Cóż, burmistrz Hódmezővásárhely najwyraźniej ma kłopoty, które psychologowie nazywają dysonansem poznawczym. Innymi słowy, należy jakoś wiarygodnie pogodzić fakt, że jest przywódcą lewicowej koalicji, który jest na tyle konserwatywny, by wstąpić do Europejskiej Partii Ludowej, ale na tyle lewicowo-liberalny, by wygrać z nimi wybory, a oni stawiają go na swoim transparent.

Gyurcsány jest nie tylko przebiegły, ale także tchórzem. Po Bożym Narodzeniu jest drugą osobą z Hódmezővásárhely, z którą chce zeskrobać kasztany. Nie mówi daj spokój, przegraliśmy, ale głosuj na mnie, oto moje ideały, oto kim jestem, oto co zrobiłem, jaki to ma sens w twoich oczach, jeśli nic, to nic, ale biorę!
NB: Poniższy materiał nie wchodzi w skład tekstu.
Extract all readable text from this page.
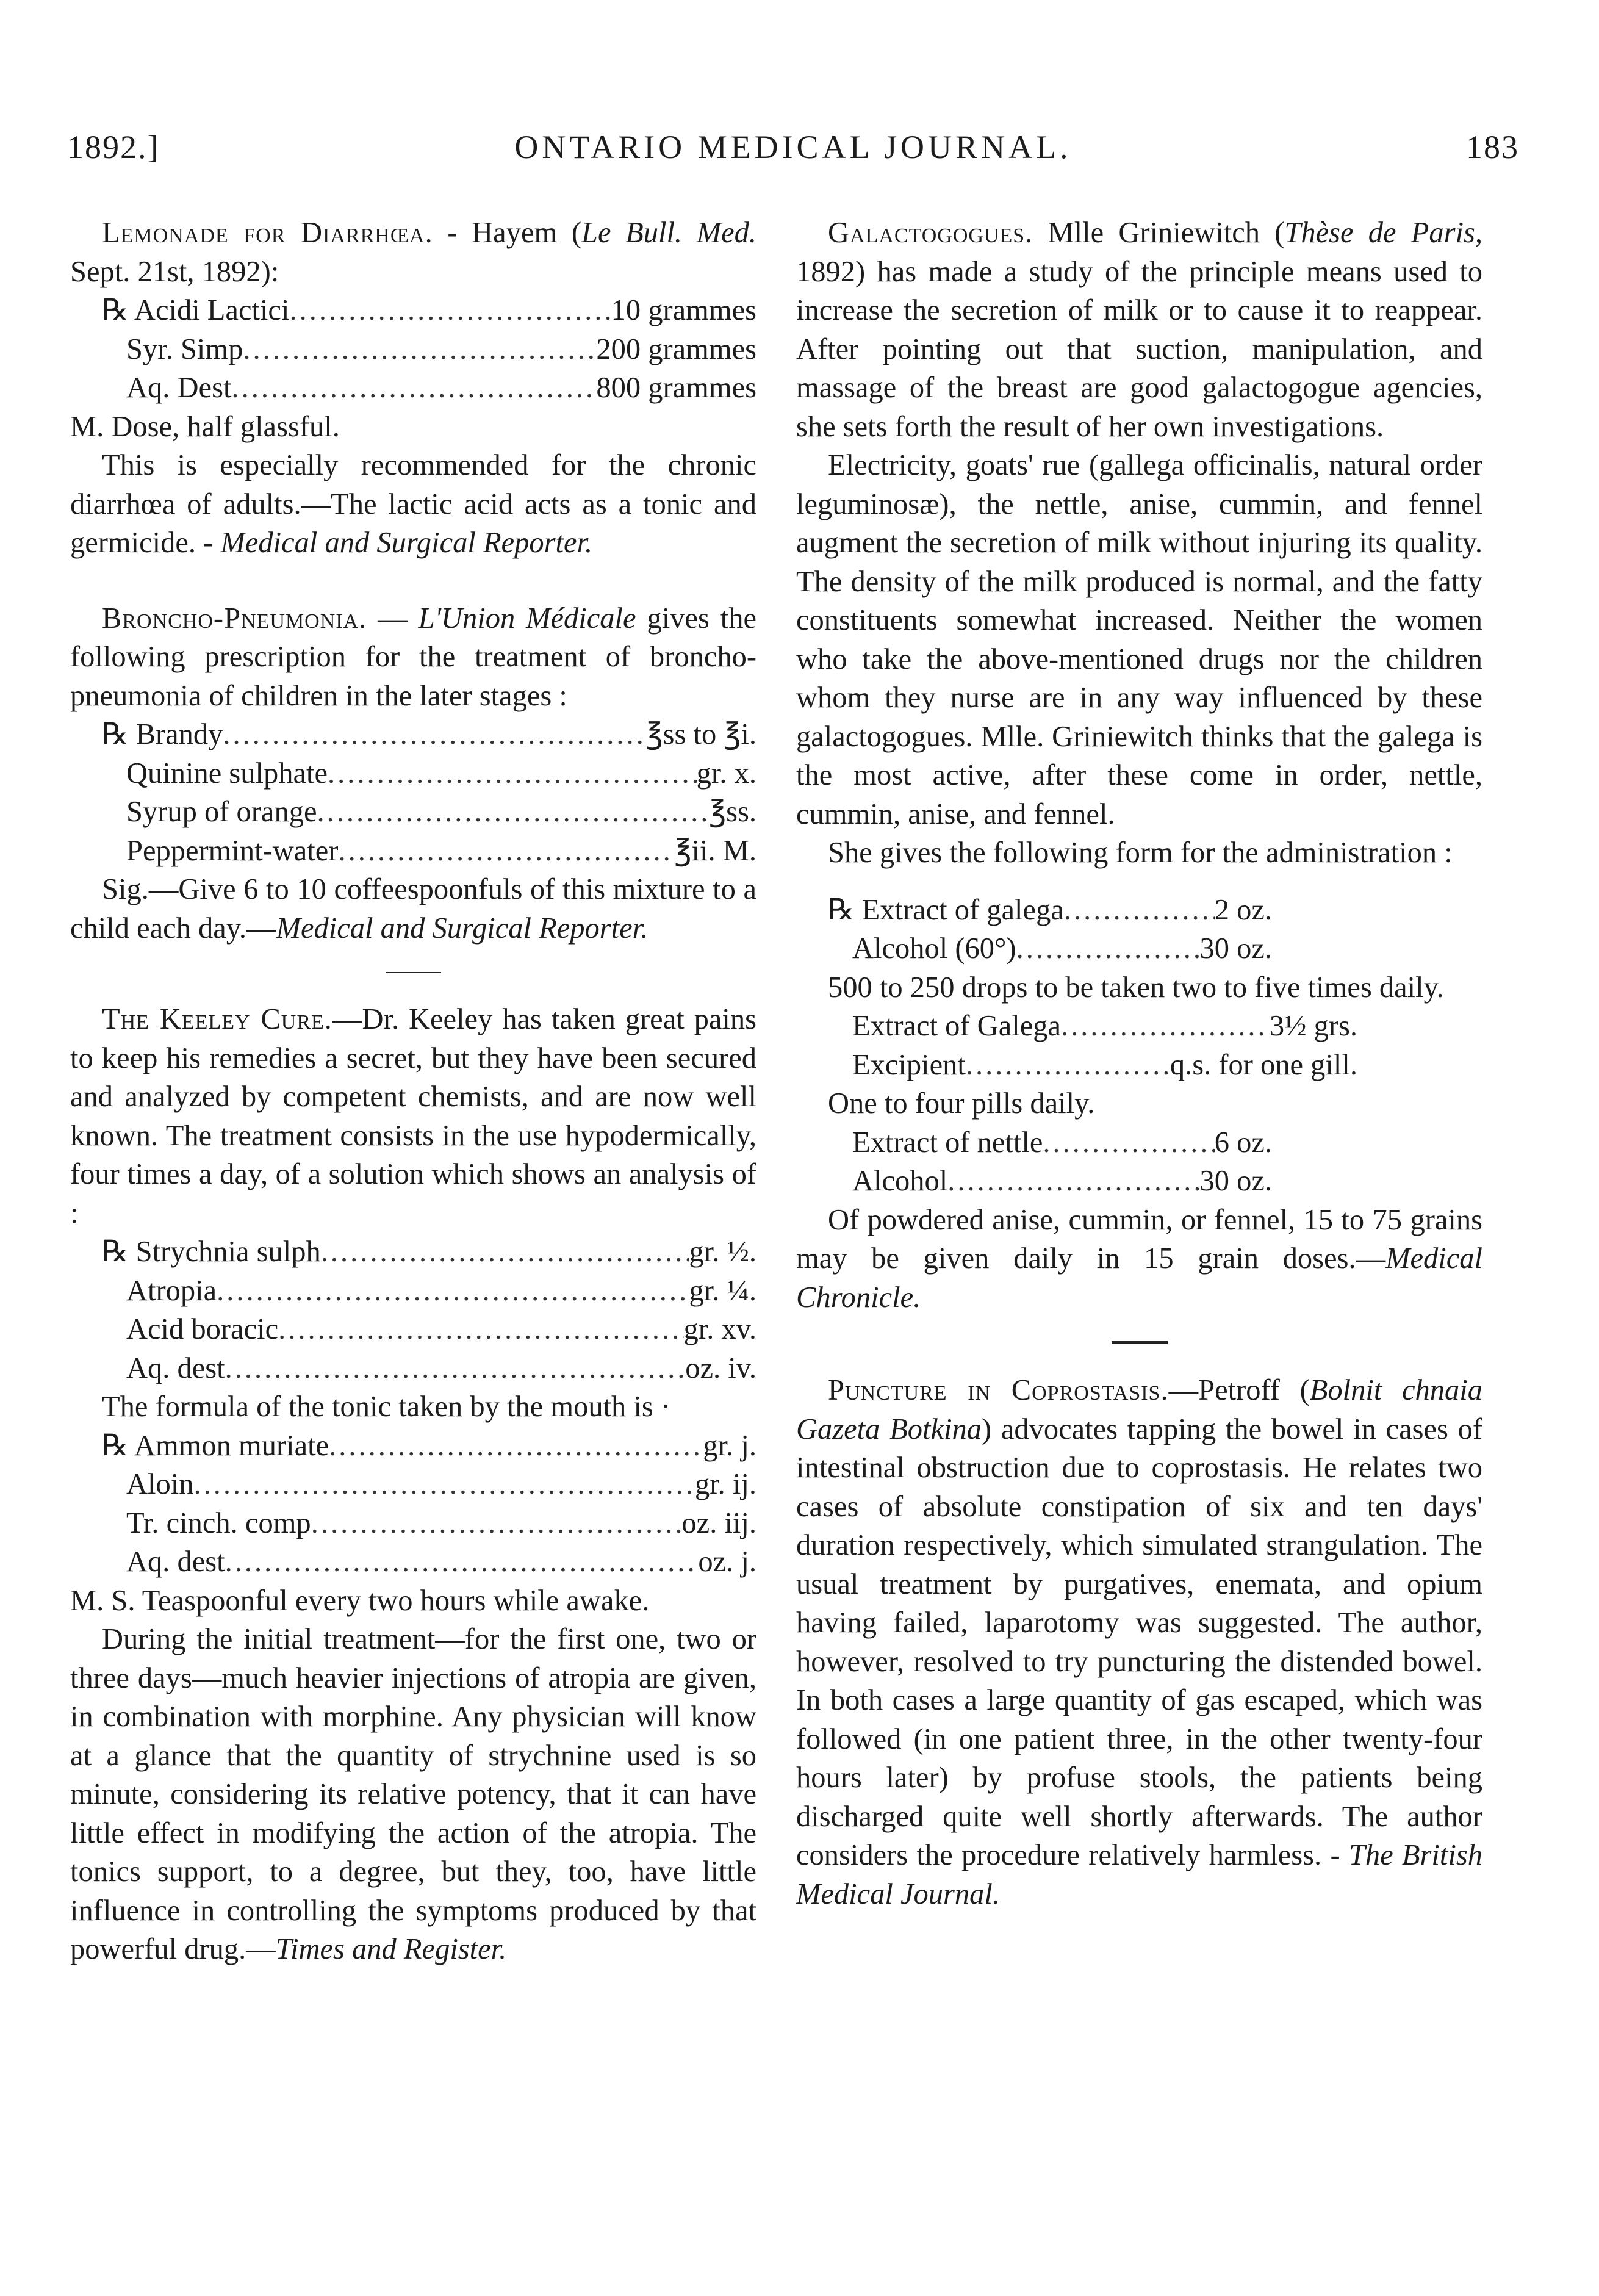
1892.]	ONTARIO MEDICAL JOURNAL.	183

Lemonade for Diarrhœa. - Hayem (Le Bull. Med. Sept. 21st, 1892):

℞ Acidi Lactici .....	10 grammes
Syr. Simp .....	200 grammes
Aq. Dest .....	800 grammes

M. Dose, half glassful.

This is especially recommended for the chronic diarrhœa of adults.—The lactic acid acts as a tonic and germicide. - Medical and Surgical Reporter.

Broncho-Pneumonia. — L'Union Médicale gives the following prescription for the treatment of broncho-pneumonia of children in the later stages :

℞ Brandy .....	℥ss to ℥i.
Quinine sulphate .....	gr. x.
Syrup of orange .....	℥ss.
Peppermint-water .....	℥ii. M.

Sig.—Give 6 to 10 coffeespoonfuls of this mixture to a child each day.—Medical and Surgical Reporter.

The Keeley Cure.—Dr. Keeley has taken great pains to keep his remedies a secret, but they have been secured and analyzed by competent chemists, and are now well known. The treatment consists in the use hypodermically, four times a day, of a solution which shows an analysis of :

℞ Strychnia sulph .....	gr. ½.
Atropia .....	gr. ¼.
Acid boracic .....	gr. xv.
Aq. dest .....	oz. iv.

The formula of the tonic taken by the mouth is ·

℞ Ammon muriate .....	gr. j.
Aloin .....	gr. ij.
Tr. cinch. comp .....	oz. iij.
Aq. dest .....	oz. j.

M. S. Teaspoonful every two hours while awake.

During the initial treatment—for the first one, two or three days—much heavier injections of atropia are given, in combination with morphine. Any physician will know at a glance that the quantity of strychnine used is so minute, considering its relative potency, that it can have little effect in modifying the action of the atropia. The tonics support, to a degree, but they, too, have little influence in controlling the symptoms produced by that powerful drug.—Times and Register.

Galactogogues. Mlle Griniewitch (Thèse de Paris, 1892) has made a study of the principle means used to increase the secretion of milk or to cause it to reappear. After pointing out that suction, manipulation, and massage of the breast are good galactogogue agencies, she sets forth the result of her own investigations.

Electricity, goats' rue (gallega officinalis, natural order leguminosæ), the nettle, anise, cummin, and fennel augment the secretion of milk without injuring its quality. The density of the milk produced is normal, and the fatty constituents somewhat increased. Neither the women who take the above-mentioned drugs nor the children whom they nurse are in any way influenced by these galactogogues. Mlle. Griniewitch thinks that the galega is the most active, after these come in order, nettle, cummin, anise, and fennel.

She gives the following form for the administration :

℞ Extract of galega .....	2 oz.
Alcohol (60°) .....	30 oz.

500 to 250 drops to be taken two to five times daily.

Extract of Galega .....	3½ grs.
Excipient .....	q.s. for one gill.

One to four pills daily.

Extract of nettle .....	6 oz.
Alcohol .....	30 oz.

Of powdered anise, cummin, or fennel, 15 to 75 grains may be given daily in 15 grain doses.—Medical Chronicle.

Puncture in Coprostasis.—Petroff (Bolnit chnaia Gazeta Botkina) advocates tapping the bowel in cases of intestinal obstruction due to coprostasis. He relates two cases of absolute constipation of six and ten days' duration respectively, which simulated strangulation. The usual treatment by purgatives, enemata, and opium having failed, laparotomy was suggested. The author, however, resolved to try puncturing the distended bowel. In both cases a large quantity of gas escaped, which was followed (in one patient three, in the other twenty-four hours later) by profuse stools, the patients being discharged quite well shortly afterwards. The author considers the procedure relatively harmless. - The British Medical Journal.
Zamiast tego próbuje wywalczyć sobie drogę z powrotem do władzy, czasem chowając się za spódnicą kobiety, czasem bawiąc się kukiełkami z chłopcami z nizin o mirażogłowych głowach.

Mówi też: jeśli opozycja wygra wybory, to największa frakcja wybierze premiera, którym albo zostanie Márki-Zay, albo nie. Jeśli tak, to nie na długo! Patrz D-209, zamordowany Towarzysz Medgyessy. Może się wkrótce coś o nim ujawnić (na przykład, że jest człowiekiem Orbána, rosyjskim kremem, syczuańskim dobrodziejstwem), a potem odleci na krótki dystans.

Márki-Zay wielokrotnie powtarza w cytowanym programie, że to on jest kustoszem węgierskiej polityki konserwatywnej, a nie Fidesz i nie Viktor Orbán. Cóż, Medgyessy – jej córka, która wychowała się jako reporterka – powiedziałaby: „to co teraz?”

Oczywiście Gyurcsány pozostawi to na razie na tym, że na wypadek, gdyby wśród lewicowców znalazł się jeden lub dwóch niepewnych przegranych Fideszu, planowana siódma frakcja również ich bierze na cel: byłaby to parlamentarna drużyna rozczarowanych, prawdopodobnie składająca się z 2 osób. Psy odrzuciły już 106. miejsce na liście koalicyjnej, więc nie można na nich liczyć. Innymi słowy, nie ma żadnej władzy nad swoim szefem.

Poza fikcją, że to on będzie prezesem Jobbiku zamiast odsuniętego od władzy Jakaba.

No, to może być coś, wytrąciłoby rodzinę Apró z marzenia o władzy i trochę uwiarygodniłoby tożsamość kandydata na premiera, że ​​nadal jest prawicowy. Tym samym jego frakcja znalazłaby się również w parlamencie. W sieci, jak język wagi, jak zawsze cenny prawnik, pan Torgyán? Tyle tylko, że – ból – już Jobbik wrócił!

Oczywiście przedwcześnie pokryłoby to główny plan rolnika, więc nie tylko ta, ale i 2-osobowa frakcja jest niedozwolona. Bo jakim Nowym Początkiem byłby wtedy Gyurcsány Szép Új világ? (Którą dystopię spisał na papierze Aldous Huxley dziewięćdziesiąt lat temu!) Chaos, bieda, deprywacja, wysokie podatki, LGBTQ, nieograniczony globalizm!

Siódmy to sam Péter Márki-Zay. W zamian możesz reprezentować to wszystko!